Fourth, there does not seem to be any real need to legislate on UGC as a general concept. The situation is no different in Hong Kong than it is in the EU, and the above-mentioned draft EC White Paper notes: “There is a lack of evidence that the current legal framework for copyright puts a brake on or inhibits UGC (absence of ‘chilling effect’)”.

The fifth reason is that the criterion frequently presented as a guarantee to avoid conflicts with normal exploitation of works – namely that a general UGC exception would only be applicable in the absence of commercial purposes – is hardly a true guarantee. If an unauthorised adaptation (see Article 12 of the Berne Convention) is uploaded on the Internet without profit-making purposes, its impact on the normal exploitation of the works concerned (the second part of the “three-step test”) is hardly different from the case where profit is a purpose! (The difference is not in the loss caused to the owners of rights but only in the profit gained by others.) It is notable that even if the adaptation does not generate profit for its creator, the websites on which UGC adaptations are included are themselves usually profit-oriented (based, in general, on advertisement money).

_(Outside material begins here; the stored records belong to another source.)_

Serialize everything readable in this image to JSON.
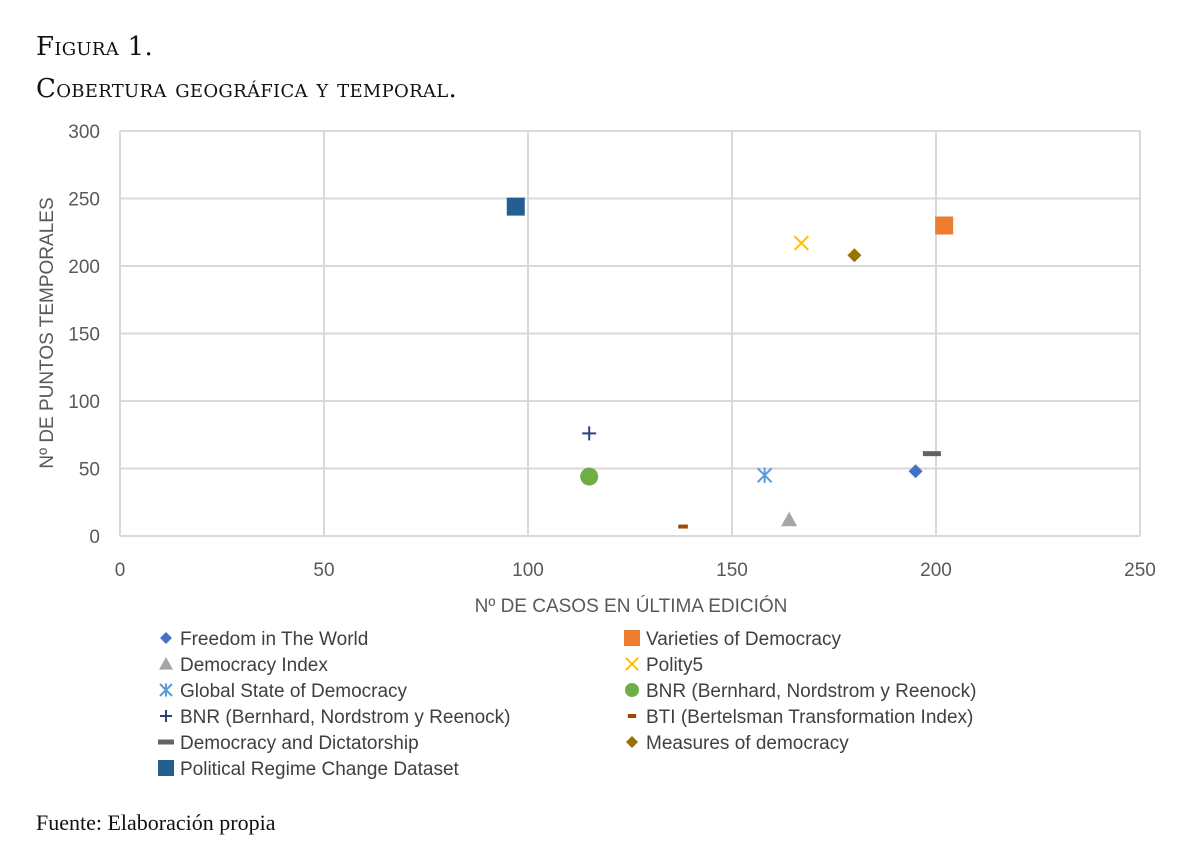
{
  "figure": {
    "label": "Figura 1.",
    "title": "Cobertura geográfica y temporal.",
    "source": "Fuente: Elaboración propia"
  },
  "chart_data": {
    "type": "scatter",
    "xlabel": "Nº DE CASOS EN ÚLTIMA EDICIÓN",
    "ylabel": "Nº DE PUNTOS TEMPORALES",
    "xlim": [
      0,
      250
    ],
    "ylim": [
      0,
      300
    ],
    "xticks": [
      0,
      50,
      100,
      150,
      200,
      250
    ],
    "yticks": [
      0,
      50,
      100,
      150,
      200,
      250,
      300
    ],
    "grid": true,
    "legend_position": "bottom",
    "series": [
      {
        "name": "Freedom in The World",
        "x": 195,
        "y": 48,
        "marker": "diamond",
        "color": "#4472C4"
      },
      {
        "name": "Varieties of Democracy",
        "x": 202,
        "y": 230,
        "marker": "square",
        "color": "#ED7D31"
      },
      {
        "name": "Democracy Index",
        "x": 164,
        "y": 12,
        "marker": "triangle",
        "color": "#A5A5A5"
      },
      {
        "name": "Polity5",
        "x": 167,
        "y": 217,
        "marker": "x",
        "color": "#FFC000"
      },
      {
        "name": "Global State of Democracy",
        "x": 158,
        "y": 45,
        "marker": "star",
        "color": "#5B9BD5"
      },
      {
        "name": "BNR (Bernhard, Nordstrom y Reenock)",
        "x": 115,
        "y": 44,
        "marker": "circle",
        "color": "#70AD47"
      },
      {
        "name": "BNR (Bernhard, Nordstrom y Reenock)",
        "x": 115,
        "y": 76,
        "marker": "plus",
        "color": "#264478"
      },
      {
        "name": "BTI (Bertelsman Transformation Index)",
        "x": 138,
        "y": 7,
        "marker": "dash",
        "color": "#9E480E"
      },
      {
        "name": "Democracy and Dictatorship",
        "x": 199,
        "y": 61,
        "marker": "longdash",
        "color": "#636363"
      },
      {
        "name": "Measures of democracy",
        "x": 180,
        "y": 208,
        "marker": "diamond",
        "color": "#997300"
      },
      {
        "name": "Political Regime Change Dataset",
        "x": 97,
        "y": 244,
        "marker": "square",
        "color": "#255E91"
      }
    ]
  }
}
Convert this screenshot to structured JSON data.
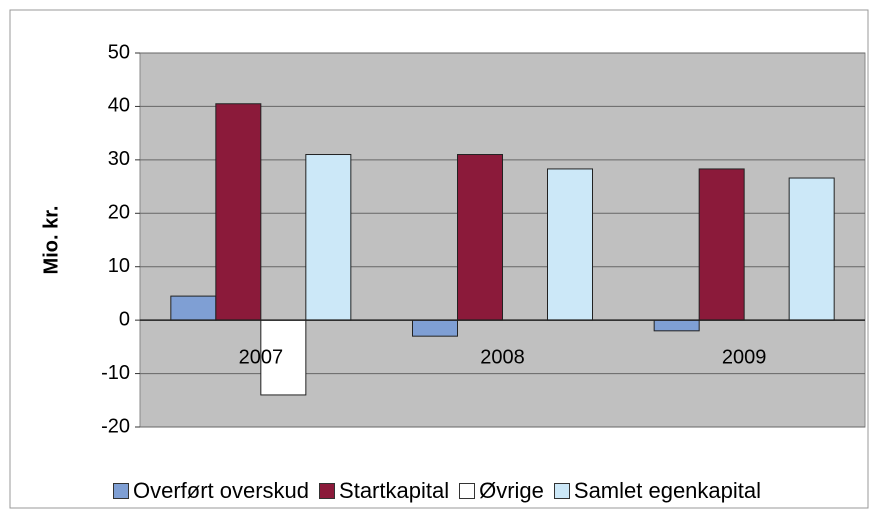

The sixth reason is that appropriate licensing mechanisms have been developed and are ever more broadly offered by owners of rights and their representative bodies. The EC White Paper mentions this as a fundamental means of facilitating UGC creation. The system outlined on the www.ugcprinciples.com website and applied in practice on YouTube by Google is also a good example.

The final reason is a genuine “last-but-not-least” one and may also serve as a summary: “Mash-ups”, “memes”, and similar electronically generated secondary productions based on existing works are widespread new forms of creativity which in certain specific cases (such as parody) should be supported by fine-tuned exceptions. However, they may not be regarded as being able to come anywhere close to replacing “mainstream” original works requiring serious creative efforts and financial investments. Possible exceptions aimed at facilitating secondary productions must not endanger the sustainable creation and production of the primary works.

The draft EC White Paper warns that, although new exceptions may result in easier access in the short term to existing works for certain uses, “[t]he economic incentive to create and to invest in new works could weaken, with the dynamic, medium- to longer-term effect being that the production of creative content could be reduced.”

This would be a most undesirable outcome; it is a key reason why the EU is not accepting the principle of a general UGC exception. I believe Hong Kong has solved the freedom of expression issue through the exceptions mentioned above, and implementation of a broad UGC exception by Hong Kong would be unwise, unnecessary and inconsistent with the international treaties.